Communiqué / UDC Suisse, le 17 juin 2016

Le grand remplacement est en marche : abaisser les exigences, modifier les règles de la langue française (pour faciliter son apprentissage),…etc afin de naturaliser un maximum.
Contradictoire cette philosophie de la bien-pensance : ils sont contre les frontières, les murs… mais ils nous précipitent dedans!
@ Question. Cette statistique émane directement de la Cour des Comptes. Elle est parfaitement vraisemblable… surtout qu’à Genève, beaucoup de bi-nationaux sont au gouvernement, et de ce fait préfèrent souvent les étrangers, dans lesquels ils se reconnaissent, aux Genevois et aux Confédérés. En plus, ces bi-nationaux se considèrent comme de bons représentants des prétendues « richesse » et « ouverture » apportées par les étrangers… En réalité, ils déforment, desservent et détournent souvent la démocratie appliquée en Suisse pour les Suisses.

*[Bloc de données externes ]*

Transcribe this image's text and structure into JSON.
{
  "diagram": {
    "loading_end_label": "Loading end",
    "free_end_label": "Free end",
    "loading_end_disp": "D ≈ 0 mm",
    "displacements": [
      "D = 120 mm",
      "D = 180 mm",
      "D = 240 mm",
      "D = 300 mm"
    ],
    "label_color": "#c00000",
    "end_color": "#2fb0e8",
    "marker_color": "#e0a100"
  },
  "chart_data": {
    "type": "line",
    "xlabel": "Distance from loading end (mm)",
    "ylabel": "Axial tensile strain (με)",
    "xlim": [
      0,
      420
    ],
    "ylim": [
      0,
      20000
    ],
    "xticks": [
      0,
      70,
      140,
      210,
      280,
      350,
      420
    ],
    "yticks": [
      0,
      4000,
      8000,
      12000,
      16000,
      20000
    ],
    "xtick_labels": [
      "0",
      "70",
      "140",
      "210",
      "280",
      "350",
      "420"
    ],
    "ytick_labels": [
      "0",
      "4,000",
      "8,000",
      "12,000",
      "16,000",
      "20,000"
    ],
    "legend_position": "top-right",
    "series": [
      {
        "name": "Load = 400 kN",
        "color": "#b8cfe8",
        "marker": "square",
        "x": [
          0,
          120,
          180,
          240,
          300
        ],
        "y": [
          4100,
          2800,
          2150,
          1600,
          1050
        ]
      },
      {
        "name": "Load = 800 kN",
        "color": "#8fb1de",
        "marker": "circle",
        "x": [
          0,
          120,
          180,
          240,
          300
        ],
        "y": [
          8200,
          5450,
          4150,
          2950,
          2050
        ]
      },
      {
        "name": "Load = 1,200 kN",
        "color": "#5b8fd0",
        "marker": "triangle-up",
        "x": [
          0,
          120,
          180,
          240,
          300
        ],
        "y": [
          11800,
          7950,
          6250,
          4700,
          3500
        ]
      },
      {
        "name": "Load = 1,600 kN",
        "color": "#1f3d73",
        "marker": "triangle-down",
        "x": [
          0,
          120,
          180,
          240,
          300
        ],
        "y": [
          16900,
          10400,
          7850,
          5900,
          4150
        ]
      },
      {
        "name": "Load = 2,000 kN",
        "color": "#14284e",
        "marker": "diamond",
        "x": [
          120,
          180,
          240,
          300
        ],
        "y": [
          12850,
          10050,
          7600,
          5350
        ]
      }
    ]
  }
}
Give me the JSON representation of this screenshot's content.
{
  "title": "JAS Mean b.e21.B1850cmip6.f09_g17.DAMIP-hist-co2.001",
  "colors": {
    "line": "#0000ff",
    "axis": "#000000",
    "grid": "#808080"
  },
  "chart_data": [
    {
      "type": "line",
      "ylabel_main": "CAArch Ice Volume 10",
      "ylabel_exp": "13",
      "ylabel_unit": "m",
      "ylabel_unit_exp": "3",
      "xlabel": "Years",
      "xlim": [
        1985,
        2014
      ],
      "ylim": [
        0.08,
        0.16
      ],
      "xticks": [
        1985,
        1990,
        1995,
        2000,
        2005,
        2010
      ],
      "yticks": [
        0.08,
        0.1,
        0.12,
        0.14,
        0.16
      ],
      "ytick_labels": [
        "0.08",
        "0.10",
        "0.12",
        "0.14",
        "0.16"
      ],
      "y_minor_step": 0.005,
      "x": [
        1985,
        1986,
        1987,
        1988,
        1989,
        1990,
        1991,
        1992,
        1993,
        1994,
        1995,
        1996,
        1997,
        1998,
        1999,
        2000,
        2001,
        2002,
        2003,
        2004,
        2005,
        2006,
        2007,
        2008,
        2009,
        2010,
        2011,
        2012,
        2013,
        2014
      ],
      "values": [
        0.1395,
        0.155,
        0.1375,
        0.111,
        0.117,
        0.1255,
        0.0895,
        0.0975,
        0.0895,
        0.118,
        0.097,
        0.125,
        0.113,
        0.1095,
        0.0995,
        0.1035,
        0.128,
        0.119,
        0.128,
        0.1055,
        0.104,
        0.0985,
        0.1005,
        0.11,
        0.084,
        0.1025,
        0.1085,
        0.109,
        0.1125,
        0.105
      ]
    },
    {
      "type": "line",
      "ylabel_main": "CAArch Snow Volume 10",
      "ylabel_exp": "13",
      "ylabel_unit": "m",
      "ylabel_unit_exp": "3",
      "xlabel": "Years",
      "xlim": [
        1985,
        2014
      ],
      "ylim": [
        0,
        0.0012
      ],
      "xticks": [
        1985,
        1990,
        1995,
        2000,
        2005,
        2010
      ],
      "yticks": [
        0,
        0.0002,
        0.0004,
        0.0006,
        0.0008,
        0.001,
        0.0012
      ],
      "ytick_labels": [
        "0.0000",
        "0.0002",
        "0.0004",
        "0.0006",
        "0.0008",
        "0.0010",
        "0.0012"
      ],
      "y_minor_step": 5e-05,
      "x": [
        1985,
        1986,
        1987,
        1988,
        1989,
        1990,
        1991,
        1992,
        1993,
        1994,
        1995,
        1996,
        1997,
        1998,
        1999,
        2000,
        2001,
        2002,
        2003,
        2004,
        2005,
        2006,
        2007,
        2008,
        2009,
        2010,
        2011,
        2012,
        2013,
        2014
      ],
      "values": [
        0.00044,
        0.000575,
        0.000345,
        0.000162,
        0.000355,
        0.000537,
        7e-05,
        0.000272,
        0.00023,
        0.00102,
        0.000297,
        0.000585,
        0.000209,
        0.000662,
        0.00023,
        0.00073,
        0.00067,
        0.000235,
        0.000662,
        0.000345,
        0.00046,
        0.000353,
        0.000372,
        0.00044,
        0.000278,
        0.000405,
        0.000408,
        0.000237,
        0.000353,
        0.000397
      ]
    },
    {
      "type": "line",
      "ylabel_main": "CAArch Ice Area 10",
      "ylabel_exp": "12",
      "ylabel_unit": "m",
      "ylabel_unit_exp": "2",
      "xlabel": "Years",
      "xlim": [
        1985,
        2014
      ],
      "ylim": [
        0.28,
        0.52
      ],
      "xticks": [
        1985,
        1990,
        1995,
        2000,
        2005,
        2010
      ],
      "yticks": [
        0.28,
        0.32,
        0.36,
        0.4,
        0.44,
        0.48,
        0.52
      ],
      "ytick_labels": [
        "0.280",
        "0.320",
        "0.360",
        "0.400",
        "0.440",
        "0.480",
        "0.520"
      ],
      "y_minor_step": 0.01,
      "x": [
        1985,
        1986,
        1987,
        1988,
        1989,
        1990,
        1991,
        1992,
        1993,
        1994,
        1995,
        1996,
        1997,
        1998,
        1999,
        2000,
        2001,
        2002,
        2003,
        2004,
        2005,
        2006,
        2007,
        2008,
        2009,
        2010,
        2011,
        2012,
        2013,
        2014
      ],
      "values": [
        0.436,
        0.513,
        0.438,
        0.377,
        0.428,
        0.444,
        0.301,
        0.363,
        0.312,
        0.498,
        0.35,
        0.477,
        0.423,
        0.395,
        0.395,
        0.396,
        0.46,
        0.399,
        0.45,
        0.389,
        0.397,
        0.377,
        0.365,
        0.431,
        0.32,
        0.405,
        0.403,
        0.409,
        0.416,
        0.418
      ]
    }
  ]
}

C’est vrai l’article de la TdG ?
2’000 demandes de naturalisation par année à Genève et seulement 2 à 8 « recalés » ???
http://www.tdg.ch/geneve/actu-genevoise/naturalisation-canton-communes-doivent-mieux/story/19263805
C’est absolument évident qu’un nouveau naturalisé doit, d’une part connaître la langue et savoir lire, d’autre part ne pas être dépendant financièrement, et même si possible travailler en Suisse, car la collaboration dans un même but avec les indigènes, qu’il s’agisse de cultiver un champ ou de fabriquer un objet, et le meilleur moyen d’intégration.
Dans notre ville, il y a plusieurs critères à remplir pour obtenir la nationalité suisse : parler la langue et la comprendre, connaître en gros le système politique cantonal, casier judiciaire et enfin ne pas être débiteur de l’aide sociale.